信息流的一个重要组成部分是压缩信息流的算法。其中又分为无损压缩算法(entropic) -香农，霍夫曼，算术编码，条件压缩- LZW，以及其他信息锥注入和有损压缩算法-如mp3, jpeg等。在构建有损压缩算法时，遵循形式化策略是很重要的。它可以表述如下。在描述了作为信息流中交换的原子元素的对象集之后，有必要构建这种描述的抽象方案，该方案将确定该方案的抽象部分的边界，从而开始允许的损失。可以从主题领域的上下文中获得检测抽象方案的方法，该方案生成具有允许损失的压缩算法。
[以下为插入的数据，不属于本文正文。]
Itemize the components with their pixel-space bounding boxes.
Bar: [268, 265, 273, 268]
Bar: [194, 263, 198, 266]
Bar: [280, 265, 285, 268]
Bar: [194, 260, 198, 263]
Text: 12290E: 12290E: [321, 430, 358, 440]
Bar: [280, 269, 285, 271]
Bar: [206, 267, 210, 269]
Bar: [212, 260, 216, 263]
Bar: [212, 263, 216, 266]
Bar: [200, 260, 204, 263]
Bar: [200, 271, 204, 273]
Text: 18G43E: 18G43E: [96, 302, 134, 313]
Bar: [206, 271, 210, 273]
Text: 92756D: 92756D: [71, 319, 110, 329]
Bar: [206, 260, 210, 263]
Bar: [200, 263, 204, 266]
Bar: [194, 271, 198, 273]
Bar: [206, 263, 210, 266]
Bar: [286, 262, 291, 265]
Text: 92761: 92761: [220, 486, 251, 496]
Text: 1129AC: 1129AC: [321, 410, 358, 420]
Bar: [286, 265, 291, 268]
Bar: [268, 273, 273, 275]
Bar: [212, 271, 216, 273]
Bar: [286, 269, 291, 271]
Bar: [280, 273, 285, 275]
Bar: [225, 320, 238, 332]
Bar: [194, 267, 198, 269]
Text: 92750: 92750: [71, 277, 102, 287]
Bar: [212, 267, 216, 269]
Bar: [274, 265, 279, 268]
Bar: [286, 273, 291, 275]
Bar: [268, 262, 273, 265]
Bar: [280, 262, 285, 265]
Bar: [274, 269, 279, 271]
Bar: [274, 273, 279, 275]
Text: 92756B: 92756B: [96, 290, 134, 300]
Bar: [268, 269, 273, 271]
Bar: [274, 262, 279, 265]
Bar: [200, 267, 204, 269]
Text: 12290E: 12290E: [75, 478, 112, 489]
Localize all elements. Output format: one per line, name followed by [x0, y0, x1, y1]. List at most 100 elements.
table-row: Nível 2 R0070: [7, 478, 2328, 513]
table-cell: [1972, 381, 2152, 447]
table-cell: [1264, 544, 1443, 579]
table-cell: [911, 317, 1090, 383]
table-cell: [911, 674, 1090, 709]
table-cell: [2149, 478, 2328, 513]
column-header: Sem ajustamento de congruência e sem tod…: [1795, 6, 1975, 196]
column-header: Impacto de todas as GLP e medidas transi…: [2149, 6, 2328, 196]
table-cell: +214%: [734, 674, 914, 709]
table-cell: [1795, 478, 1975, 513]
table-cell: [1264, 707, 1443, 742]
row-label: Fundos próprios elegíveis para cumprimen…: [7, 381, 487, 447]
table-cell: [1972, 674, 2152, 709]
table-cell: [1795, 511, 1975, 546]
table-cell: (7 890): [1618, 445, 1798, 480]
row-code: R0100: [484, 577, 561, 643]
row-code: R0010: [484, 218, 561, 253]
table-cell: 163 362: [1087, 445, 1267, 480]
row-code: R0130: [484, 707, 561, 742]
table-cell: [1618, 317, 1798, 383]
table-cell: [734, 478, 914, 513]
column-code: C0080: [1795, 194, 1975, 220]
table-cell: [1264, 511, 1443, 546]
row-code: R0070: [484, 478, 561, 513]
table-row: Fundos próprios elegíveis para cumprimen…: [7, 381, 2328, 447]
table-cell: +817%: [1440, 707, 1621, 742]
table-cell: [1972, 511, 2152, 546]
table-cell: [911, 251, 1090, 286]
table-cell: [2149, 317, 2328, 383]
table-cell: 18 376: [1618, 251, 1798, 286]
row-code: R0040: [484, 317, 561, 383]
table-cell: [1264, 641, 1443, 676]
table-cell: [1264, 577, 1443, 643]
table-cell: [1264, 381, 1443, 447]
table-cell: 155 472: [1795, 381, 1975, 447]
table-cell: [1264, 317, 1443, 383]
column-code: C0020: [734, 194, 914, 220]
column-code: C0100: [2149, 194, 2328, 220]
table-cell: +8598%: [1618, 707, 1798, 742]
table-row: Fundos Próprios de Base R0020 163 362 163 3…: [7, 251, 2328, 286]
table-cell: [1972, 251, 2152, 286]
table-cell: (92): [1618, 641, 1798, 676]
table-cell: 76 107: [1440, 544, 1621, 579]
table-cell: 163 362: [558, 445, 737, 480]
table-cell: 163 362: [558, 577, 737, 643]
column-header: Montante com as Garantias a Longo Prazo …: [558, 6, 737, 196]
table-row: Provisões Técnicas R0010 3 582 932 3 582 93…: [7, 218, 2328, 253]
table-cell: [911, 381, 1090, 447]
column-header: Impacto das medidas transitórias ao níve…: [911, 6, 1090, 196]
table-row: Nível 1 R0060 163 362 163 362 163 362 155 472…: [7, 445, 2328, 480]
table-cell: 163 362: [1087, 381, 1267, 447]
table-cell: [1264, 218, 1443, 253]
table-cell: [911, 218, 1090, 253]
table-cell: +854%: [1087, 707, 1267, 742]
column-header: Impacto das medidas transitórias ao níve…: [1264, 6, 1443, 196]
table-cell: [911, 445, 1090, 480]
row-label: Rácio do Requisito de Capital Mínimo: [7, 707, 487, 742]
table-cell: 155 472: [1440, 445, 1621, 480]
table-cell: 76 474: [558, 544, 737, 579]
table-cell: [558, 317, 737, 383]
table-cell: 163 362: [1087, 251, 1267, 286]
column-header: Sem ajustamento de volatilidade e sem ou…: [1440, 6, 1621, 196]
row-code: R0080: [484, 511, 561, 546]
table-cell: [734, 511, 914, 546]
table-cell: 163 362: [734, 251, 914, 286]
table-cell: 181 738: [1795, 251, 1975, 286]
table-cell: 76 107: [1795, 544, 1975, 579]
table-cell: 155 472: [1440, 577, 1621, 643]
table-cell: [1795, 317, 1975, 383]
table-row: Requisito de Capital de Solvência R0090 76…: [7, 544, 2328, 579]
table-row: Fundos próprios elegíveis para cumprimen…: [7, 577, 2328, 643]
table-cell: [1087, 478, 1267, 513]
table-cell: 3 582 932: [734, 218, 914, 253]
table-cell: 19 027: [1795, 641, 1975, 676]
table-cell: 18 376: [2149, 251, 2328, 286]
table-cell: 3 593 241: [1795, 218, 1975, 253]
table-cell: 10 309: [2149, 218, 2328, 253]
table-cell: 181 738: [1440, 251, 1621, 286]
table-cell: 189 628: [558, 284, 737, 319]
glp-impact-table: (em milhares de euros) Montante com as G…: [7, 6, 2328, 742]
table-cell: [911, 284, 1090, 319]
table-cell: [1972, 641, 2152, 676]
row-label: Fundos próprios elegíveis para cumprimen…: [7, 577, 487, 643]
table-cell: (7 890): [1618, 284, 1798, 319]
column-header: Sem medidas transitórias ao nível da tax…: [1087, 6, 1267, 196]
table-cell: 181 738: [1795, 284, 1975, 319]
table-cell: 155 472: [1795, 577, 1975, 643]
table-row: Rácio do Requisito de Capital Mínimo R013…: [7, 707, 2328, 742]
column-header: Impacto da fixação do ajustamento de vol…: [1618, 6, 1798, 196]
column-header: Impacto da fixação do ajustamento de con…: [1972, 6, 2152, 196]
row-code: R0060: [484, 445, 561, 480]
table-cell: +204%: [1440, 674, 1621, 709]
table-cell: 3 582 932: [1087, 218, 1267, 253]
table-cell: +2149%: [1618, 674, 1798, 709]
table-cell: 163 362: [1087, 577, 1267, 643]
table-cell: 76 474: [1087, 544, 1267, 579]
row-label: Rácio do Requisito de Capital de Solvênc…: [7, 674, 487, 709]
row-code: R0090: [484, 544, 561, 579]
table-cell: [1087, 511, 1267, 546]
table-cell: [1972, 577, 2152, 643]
例如，音频流压缩算法可以将信号分成简单的谐波，并将在一定感知范围内的谐波保留在其中。因此，输出信号是输入信号的某种抽象，它根据音频流的听觉感知语境包含重要信息，用较少的信息来表示。mp3格式也使用了类似的方法，它是一种压缩表示。与有损压缩算法不同，熵压缩算法不需要上下文分析，但可以根据频率图构建。在已知的构造这种编码的算法中，有香农-范诺算法、霍夫曼算法和算术编码。寻找给定香农代码的信息熵是一项微不足道的任务。相反的问题，即找到适当的香农码，它具有预定的熵和概率是负整数的2次方，是相当复杂的。它可以通过直接搜索来解决，但这种方法的一个显著缺点是计算量大。本文提供了一种查找此类代码的替代技术。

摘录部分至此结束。